Kamis, 07 Maret 2013

Batutulis..surga prasasti

Berjalan di kawasan yang cukup padat ini akan membawa suasana lain dalam perjalanan kita. Sebuah ruas jalan yang tidak begitu panjang. yang merupakan terusan dari jalan lawang gintung, dimulai dari pertigaan Cipaku, kemudian berbelok saat bertemu dengan jalan Pahlawan dan berakhir di pertigaan jalan Siliwangi ini  bisa dikatakan merupakan surga dari prasasti peninggalan jaman kerajaan Padjajaran. Setidaknya ada tiga prasasti yang berada di tepi jalan ini, dan konon dari informasi yang saya peroleh dari masyarakat sekitar, sebenarnya masih banyak yang bisa ditemui bisa kita masuk ke jalan-jalan kecil disekitarnya, dan kebanyakan berada di areal halaman rumah tinggal.
Suasana disekitar jalan ini pun terbilang belum terlalu disentuh dengan modernisasi. Masih banyak terdapat bangunan-bangunan lama, hanya beberapa ruko dan pom bensin saja yang menandai adanya perkembangan jaman didaerah ini. Sisanya masih memperlihatkan sisa-sisa kejayaan masa lampau.

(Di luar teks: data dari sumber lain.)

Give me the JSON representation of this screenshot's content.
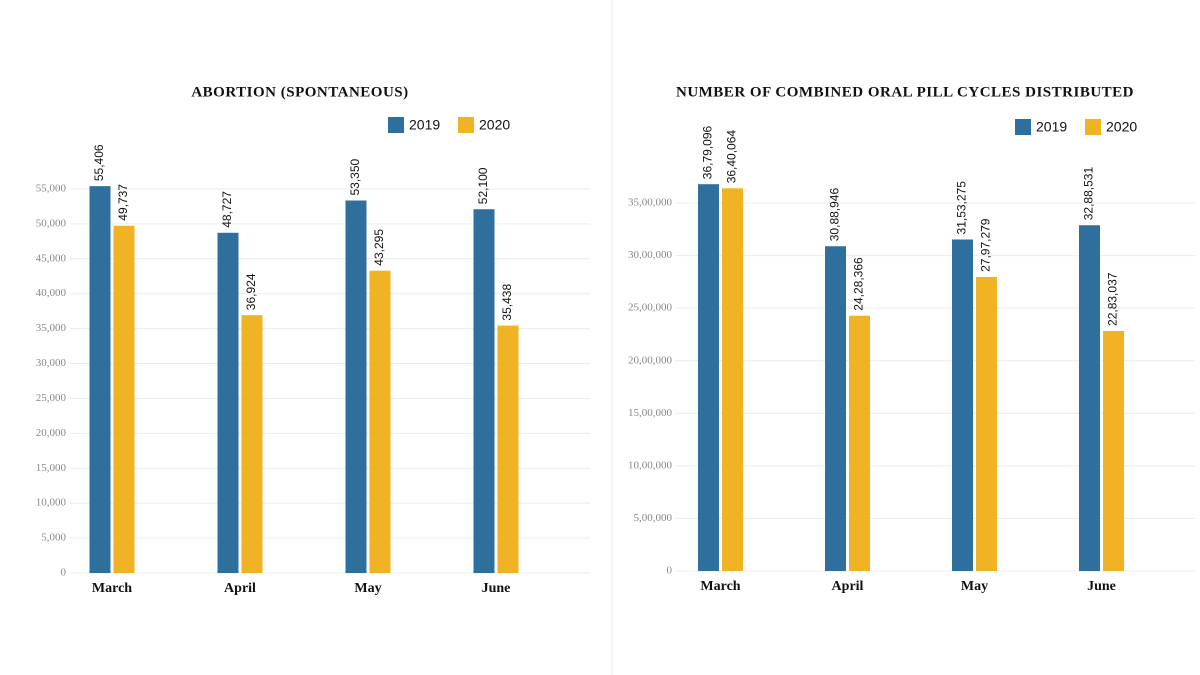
{
  "chart_data": [
    {
      "type": "bar",
      "title": "ABORTION (SPONTANEOUS)",
      "categories": [
        "March",
        "April",
        "May",
        "June"
      ],
      "series": [
        {
          "name": "2019",
          "color": "#2e6f9e",
          "values": [
            55406,
            48727,
            53350,
            52100
          ],
          "value_labels": [
            "55,406",
            "48,727",
            "53,350",
            "52,100"
          ]
        },
        {
          "name": "2020",
          "color": "#f0b323",
          "values": [
            49737,
            36924,
            43295,
            35438
          ],
          "value_labels": [
            "49,737",
            "36,924",
            "43,295",
            "35,438"
          ]
        }
      ],
      "ylim": [
        0,
        56000
      ],
      "yticks": [
        0,
        {
          "value": 5000,
          "label": "5,000"
        },
        {
          "value": 10000,
          "label": "10,000"
        },
        {
          "value": 15000,
          "label": "15,000"
        },
        {
          "value": 20000,
          "label": "20,000"
        },
        {
          "value": 25000,
          "label": "25,000"
        },
        {
          "value": 30000,
          "label": "30,000"
        },
        {
          "value": 35000,
          "label": "35,000"
        },
        {
          "value": 40000,
          "label": "40,000"
        },
        {
          "value": 45000,
          "label": "45,000"
        },
        {
          "value": 50000,
          "label": "50,000"
        },
        {
          "value": 55000,
          "label": "55,000"
        }
      ],
      "grid": true
    },
    {
      "type": "bar",
      "title": "NUMBER OF COMBINED ORAL PILL CYCLES DISTRIBUTED",
      "categories": [
        "March",
        "April",
        "May",
        "June"
      ],
      "series": [
        {
          "name": "2019",
          "color": "#2e6f9e",
          "values": [
            3679096,
            3088946,
            3153275,
            3288531
          ],
          "value_labels": [
            "36,79,096",
            "30,88,946",
            "31,53,275",
            "32,88,531"
          ]
        },
        {
          "name": "2020",
          "color": "#f0b323",
          "values": [
            3640064,
            2428366,
            2797279,
            2283037
          ],
          "value_labels": [
            "36,40,064",
            "24,28,366",
            "27,97,279",
            "22,83,037"
          ]
        }
      ],
      "ylim": [
        0,
        3700000
      ],
      "yticks": [
        0,
        {
          "value": 500000,
          "label": "5,00,000"
        },
        {
          "value": 1000000,
          "label": "10,00,000"
        },
        {
          "value": 1500000,
          "label": "15,00,000"
        },
        {
          "value": 2000000,
          "label": "20,00,000"
        },
        {
          "value": 2500000,
          "label": "25,00,000"
        },
        {
          "value": 3000000,
          "label": "30,00,000"
        },
        {
          "value": 3500000,
          "label": "35,00,000"
        }
      ],
      "grid": true
    }
  ]
}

Pada tikungan akhir menjelang jalan Batutulis ini,terdapat sebuah situs yang berupa arca yang kerap kali terlewati begitu saja, sangat jarang diketahui oleh orang yang lalu lalang bahkan mereka yang berkesempatan untuk mengisi perut mereka disebuah rumah makan yang terkenal dengan sayur asemnya. Arca Purwakalih namanya. Situs ini berada disebuah cungkup yang sebenarnya cukup mencolok keberadaannya. Tapi ironis, saat mereka datang ke rumah makan sayur asem yang nota bene mengambil nama dari situs ini, keberadaannya tetap saja luput dari perhatian.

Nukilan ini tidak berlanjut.